Patients transferring from peritoneal dialysis (PD) as their initial dialysis modality to hemodialysis (HD) have the highest risk for death in the first month after transfer, with the rates declining to nadir at 4 to 6 months, according to a recent study.
The finding is from a study that included patients in 4 registries who transferred from PD to HD from 2000 to 2014: the Australia and New Zealand Dialysis and Transplantation registry (ANZDATA; 6683 patients), Canadian Organ Replacement Register (CORR; 5847 patients), European Renal Association (ERA) Registry (21,574 patients); and the US Renal Data System (80,459 patients).
Crude mortality rates at their peak reached 48, 68, 32, and 34 deaths per 100 patient-years, respectively, a team led by Annie-Claire Nadeau-Fredette, MD, MSc, of the Centre de Recherche et Hôpital Maisonneuve-Rosemont in Montreal, Quebec, Canada, reported in Kidney International Reports.
Mortality stabilized at 4 to 6 months in all registries.
Crude mortality rates were lower for patients transferring in the most recent years compared with earlier years, according to the investigators.
The median duration on PD before transfer to HD was 1.1 years in Europe and the US and 1.3 years in Australia/New Zealand and Canada.
Older age and longer PD vintage predicted an increased mortality risk, a finding consistent across registries.
“This study highlights the vulnerability of patients at the time of modality transfer and the need to improve transitions,” Dr Nadeau-Fredette and colleagues concluded.
Nephrologist Rita L. McGill, MD, who was not part of the new study but has published research characterizing the transition from PD as the initial dialysis modality to HD in the United States, noted that the study underscores that the first months following transition from PD to HD “are a perilous period for patients.”
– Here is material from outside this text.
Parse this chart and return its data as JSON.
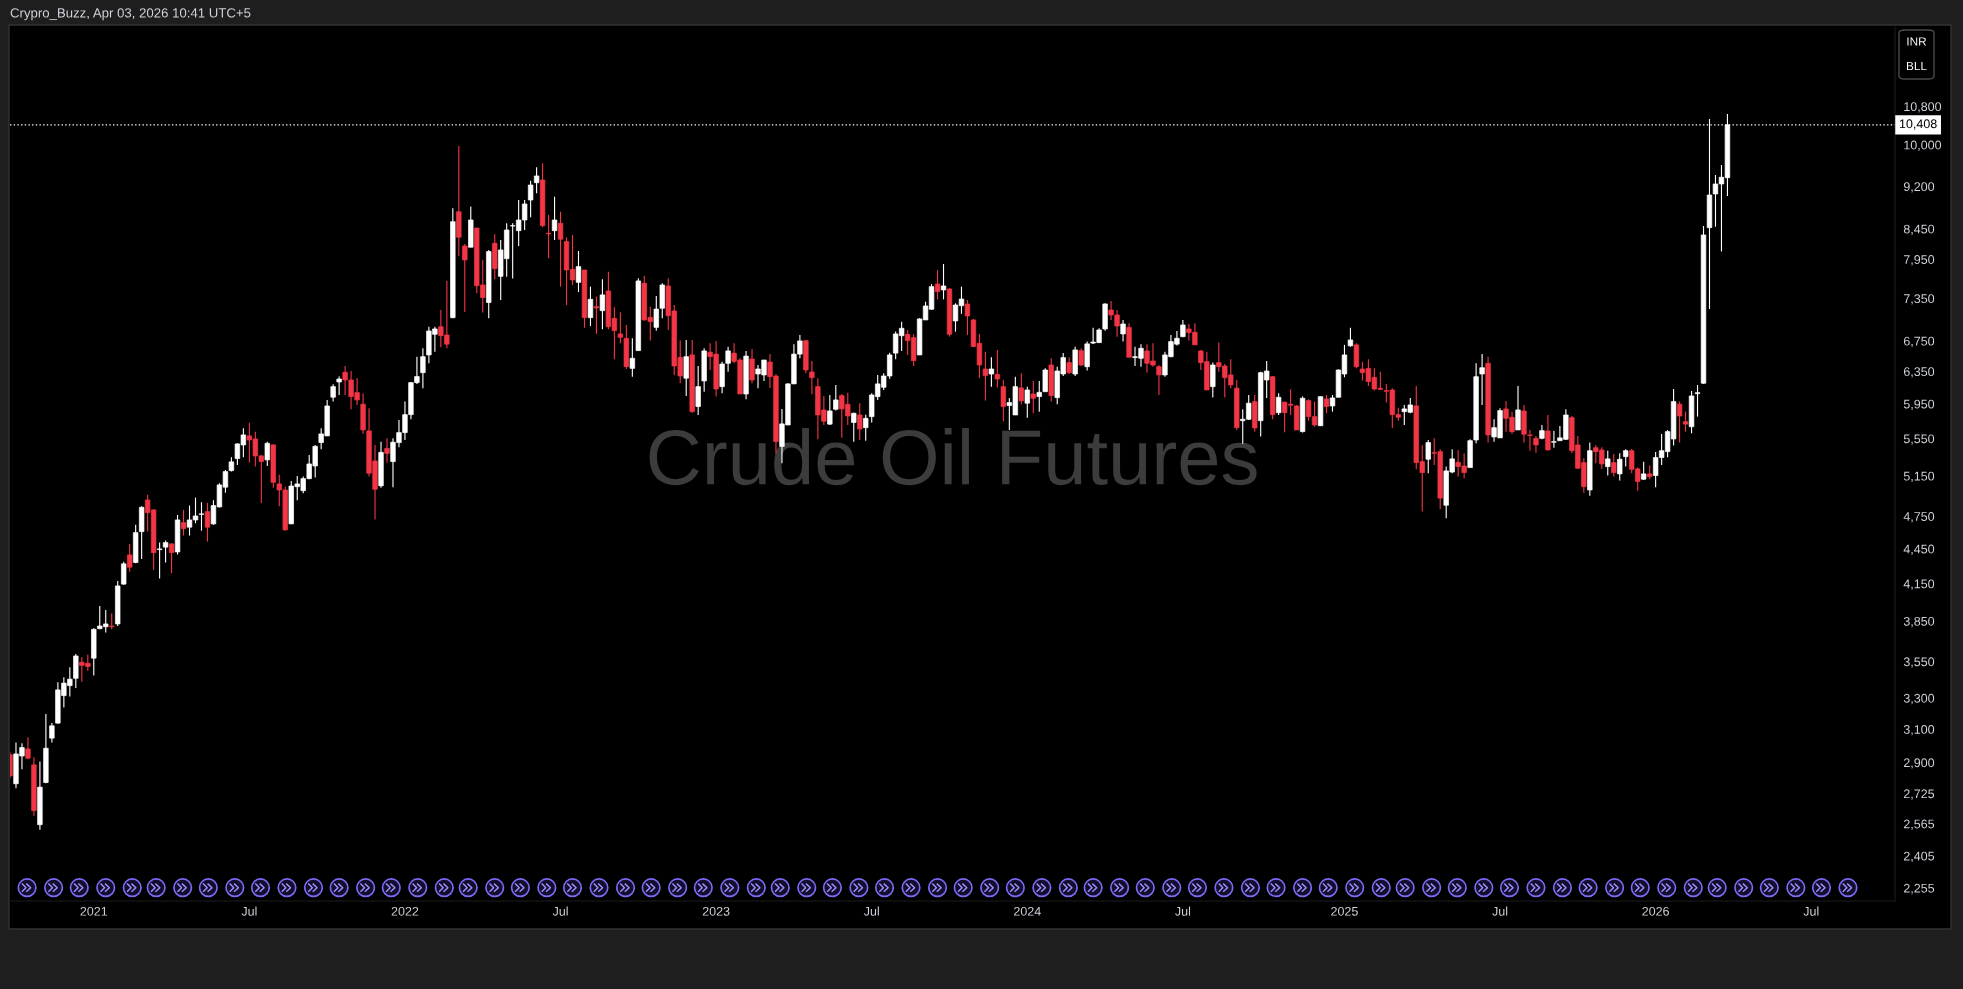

“Mortality is less than that of incident hemodialysis patients, possibly reflecting the lower age and lesser burden of comorbid disease among PD patients, possibly reflecting that patients who transition are by definition already receiving specialty care,” said Dr McGill, associate professor of medicine at University of Chicago Medical Center and medical director of Davita Park Manor Dialysis, one of the university’s HD centers.
Immediate mortality differed among the 4 registries, but by 60 days, a consistent mortality risk was observed, she noted.
“Other findings are consonant with what is known about survival with kidney failure,” she said. “Older patients have greater mortality in every treatment situation, and longer use of PD reflects a longer duration of kidney failure and more accumulated burden of associated metabolic disorders.”
Dr McGill explained that the event precipitating transfer from PD to HD would have an obvious effect on mortality.
For example, a patient transferring due to PD peritonitis or an intra-abdominal illness would certainly have a high short-term mortality, as would patients who transferred after a critical illness because of inability to continue self-care.
She added, “While some patients enjoy lengthy success with PD, many patients ultimately transfer to HD. Despite specialty care, the rate of initiating HD with a central venous catheter is even greater for patients who transfer from PD than the rate in incident HD patients, suggesting that providers have difficulty identifying which patients will transfer, and therefore miss opportunities to plan and prepare for modality change. Providers taking care of PD patients need to accept that modality attrition occurs in order to optimize the care of PD patients who need to transfer to HD.”